There’s a man on the corner who keeps forgetting he’s saved. He’s one of the three cradling signs at the intersection of Sixth and Colorado, the same spot every day this summer, out to catch the midday crowd and dressed in tucked polos and dark pants, God knows why. Every day sweat stains branch designs downward from their armpits, calligraphy for the callous swelter, and every day the same, his sign waving in a drunken sway of faith from left hand to right, thin sheeting sharpied in black messages and stapled to two-by-fours. Of course, the messages bled through in the writing, God’s word reading reverse for those they don’t face – pedestrians, mostly, those not moving in the streets themselves. The three don’t seem to care. They wear earphones and stare at feet.

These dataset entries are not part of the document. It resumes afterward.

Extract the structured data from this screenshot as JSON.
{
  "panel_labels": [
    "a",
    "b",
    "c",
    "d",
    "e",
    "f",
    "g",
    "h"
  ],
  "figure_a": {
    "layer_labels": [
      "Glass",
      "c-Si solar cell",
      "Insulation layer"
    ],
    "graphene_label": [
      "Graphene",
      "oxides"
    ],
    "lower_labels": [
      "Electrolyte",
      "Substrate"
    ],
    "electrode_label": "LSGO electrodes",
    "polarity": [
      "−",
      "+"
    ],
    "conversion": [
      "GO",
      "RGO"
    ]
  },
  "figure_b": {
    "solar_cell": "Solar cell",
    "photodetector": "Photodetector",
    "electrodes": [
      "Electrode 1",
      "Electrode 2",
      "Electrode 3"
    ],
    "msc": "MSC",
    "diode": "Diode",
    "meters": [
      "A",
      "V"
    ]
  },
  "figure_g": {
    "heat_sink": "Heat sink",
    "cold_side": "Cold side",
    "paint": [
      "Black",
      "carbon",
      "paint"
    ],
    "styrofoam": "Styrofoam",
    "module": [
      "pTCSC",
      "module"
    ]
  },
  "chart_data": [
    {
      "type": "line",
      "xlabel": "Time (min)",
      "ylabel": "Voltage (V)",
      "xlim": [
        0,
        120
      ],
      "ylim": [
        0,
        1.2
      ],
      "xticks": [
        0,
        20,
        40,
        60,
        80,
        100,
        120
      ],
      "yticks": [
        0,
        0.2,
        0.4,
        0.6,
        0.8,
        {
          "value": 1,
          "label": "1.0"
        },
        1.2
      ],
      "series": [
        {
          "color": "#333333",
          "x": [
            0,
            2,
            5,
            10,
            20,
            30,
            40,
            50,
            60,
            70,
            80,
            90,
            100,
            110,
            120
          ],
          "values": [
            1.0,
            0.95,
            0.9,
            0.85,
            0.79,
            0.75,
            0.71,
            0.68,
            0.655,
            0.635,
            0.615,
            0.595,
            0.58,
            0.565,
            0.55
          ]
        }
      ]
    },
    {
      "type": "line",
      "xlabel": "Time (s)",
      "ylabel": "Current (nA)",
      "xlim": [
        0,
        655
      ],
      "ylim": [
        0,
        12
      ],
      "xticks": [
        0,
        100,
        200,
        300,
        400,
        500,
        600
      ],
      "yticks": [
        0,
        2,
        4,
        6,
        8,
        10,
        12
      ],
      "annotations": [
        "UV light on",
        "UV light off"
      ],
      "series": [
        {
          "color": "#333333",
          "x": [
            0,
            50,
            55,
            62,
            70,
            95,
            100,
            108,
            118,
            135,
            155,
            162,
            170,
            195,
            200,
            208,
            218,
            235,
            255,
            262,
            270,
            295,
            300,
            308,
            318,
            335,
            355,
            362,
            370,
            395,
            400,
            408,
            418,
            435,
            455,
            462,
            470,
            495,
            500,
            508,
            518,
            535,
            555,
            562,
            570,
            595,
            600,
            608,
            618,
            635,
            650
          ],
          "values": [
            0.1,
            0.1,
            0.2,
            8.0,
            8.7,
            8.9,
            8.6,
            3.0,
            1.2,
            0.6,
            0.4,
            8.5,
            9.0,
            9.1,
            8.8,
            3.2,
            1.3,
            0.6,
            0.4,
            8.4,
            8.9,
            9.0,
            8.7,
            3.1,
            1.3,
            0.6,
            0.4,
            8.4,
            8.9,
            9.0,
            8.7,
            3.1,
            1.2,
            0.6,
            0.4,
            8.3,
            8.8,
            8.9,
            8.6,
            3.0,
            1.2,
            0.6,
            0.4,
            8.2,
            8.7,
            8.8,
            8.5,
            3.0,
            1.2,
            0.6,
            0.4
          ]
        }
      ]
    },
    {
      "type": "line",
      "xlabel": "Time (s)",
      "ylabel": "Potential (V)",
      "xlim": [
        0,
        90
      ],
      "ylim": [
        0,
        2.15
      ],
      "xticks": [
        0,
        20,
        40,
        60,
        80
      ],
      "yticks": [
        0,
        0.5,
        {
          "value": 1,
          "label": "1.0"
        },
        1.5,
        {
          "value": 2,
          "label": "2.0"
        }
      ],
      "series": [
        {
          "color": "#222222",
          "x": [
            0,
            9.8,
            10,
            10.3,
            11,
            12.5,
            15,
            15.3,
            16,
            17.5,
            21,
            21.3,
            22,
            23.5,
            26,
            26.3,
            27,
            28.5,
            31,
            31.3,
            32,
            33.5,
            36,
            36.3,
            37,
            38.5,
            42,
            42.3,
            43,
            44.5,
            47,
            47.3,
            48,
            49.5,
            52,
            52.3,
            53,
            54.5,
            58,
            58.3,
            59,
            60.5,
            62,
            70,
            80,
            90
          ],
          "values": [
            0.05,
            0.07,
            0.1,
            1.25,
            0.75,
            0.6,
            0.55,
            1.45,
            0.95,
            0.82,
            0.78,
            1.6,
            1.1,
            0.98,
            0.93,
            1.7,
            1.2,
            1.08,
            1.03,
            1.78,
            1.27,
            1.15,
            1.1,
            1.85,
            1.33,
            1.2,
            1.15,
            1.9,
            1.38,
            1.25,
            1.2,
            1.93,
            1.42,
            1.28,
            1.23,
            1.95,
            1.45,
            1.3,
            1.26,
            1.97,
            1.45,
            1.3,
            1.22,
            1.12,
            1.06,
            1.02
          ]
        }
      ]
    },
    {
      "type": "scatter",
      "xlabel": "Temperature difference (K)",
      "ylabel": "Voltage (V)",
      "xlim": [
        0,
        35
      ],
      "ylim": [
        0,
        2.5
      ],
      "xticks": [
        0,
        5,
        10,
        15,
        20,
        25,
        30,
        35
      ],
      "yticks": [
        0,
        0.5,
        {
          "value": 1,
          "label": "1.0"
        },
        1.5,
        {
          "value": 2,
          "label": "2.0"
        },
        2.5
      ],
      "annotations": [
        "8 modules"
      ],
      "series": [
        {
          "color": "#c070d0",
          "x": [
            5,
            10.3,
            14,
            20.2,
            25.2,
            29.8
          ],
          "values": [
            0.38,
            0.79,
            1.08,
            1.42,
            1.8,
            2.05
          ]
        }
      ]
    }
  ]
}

But the one – there is one, always one who forgets or seems to, at least. He has black, greasy hair and a paunch leaning perilously over his crotch, its encroaching flesh always kept raised, just barely, by the waist edge of his t-shirt. He is the odd one. The other two know what they’re doing – they rotate their signs, just barely, with the passing cars, those they know are looking. They maximize the results. This guy, though – this guy never seems to know which direction to point his sign. First the street, then backwards. First backwards, then the street. God, and God in reverse, shifting with the breeze that catches His message like a sail because he doesn’t seem to care too much about holding his strength either way anyway. The sign seems just another weight to hold. A toning exercise for the fat and repentant.

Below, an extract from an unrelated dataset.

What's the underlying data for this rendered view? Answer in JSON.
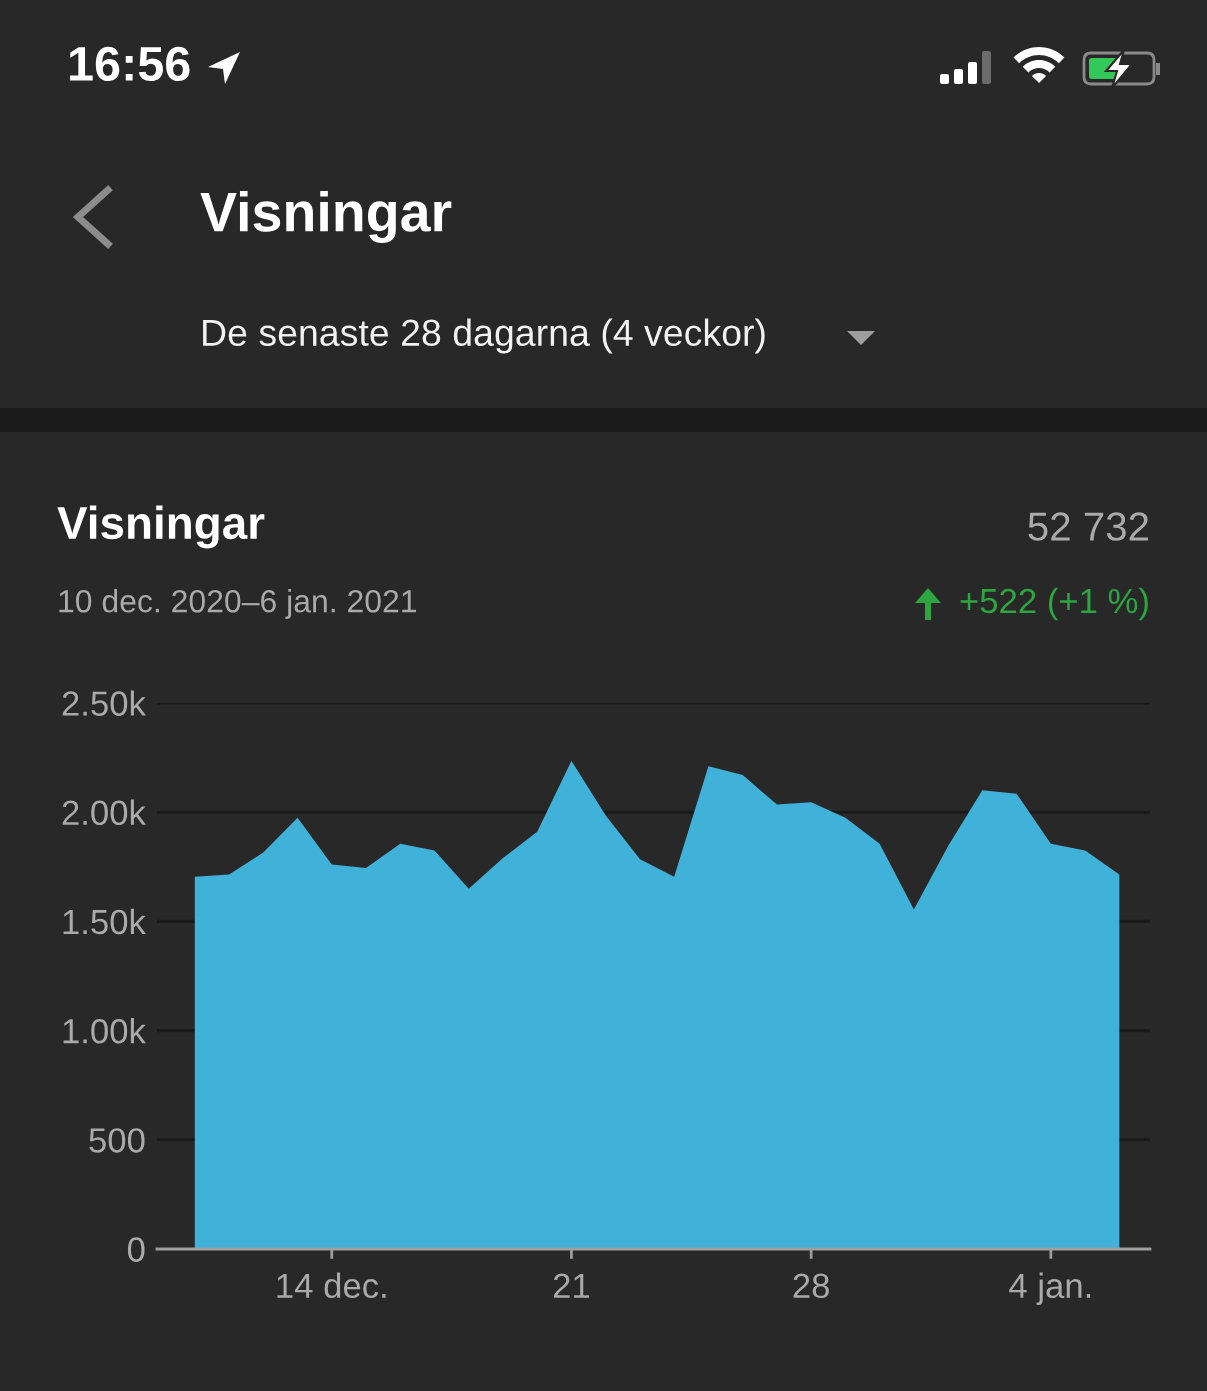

They rarely speak to one another. Once or twice, on the hottest days, the tallest of the three says something hushed beneath the crowd, something to which the others nod in silence, and then they cross Colorado to the other side of Sixth, where the awnings pitch wider, and huddle closely to the rind of shade hugging the suite of offices there. Even then, though, even with his back to the bank of windows behind him this guy evinces only a passing interest in what it was he’s dragged himself into the streets to do. Sign still in unsteady rotation – bored, doing God’s work.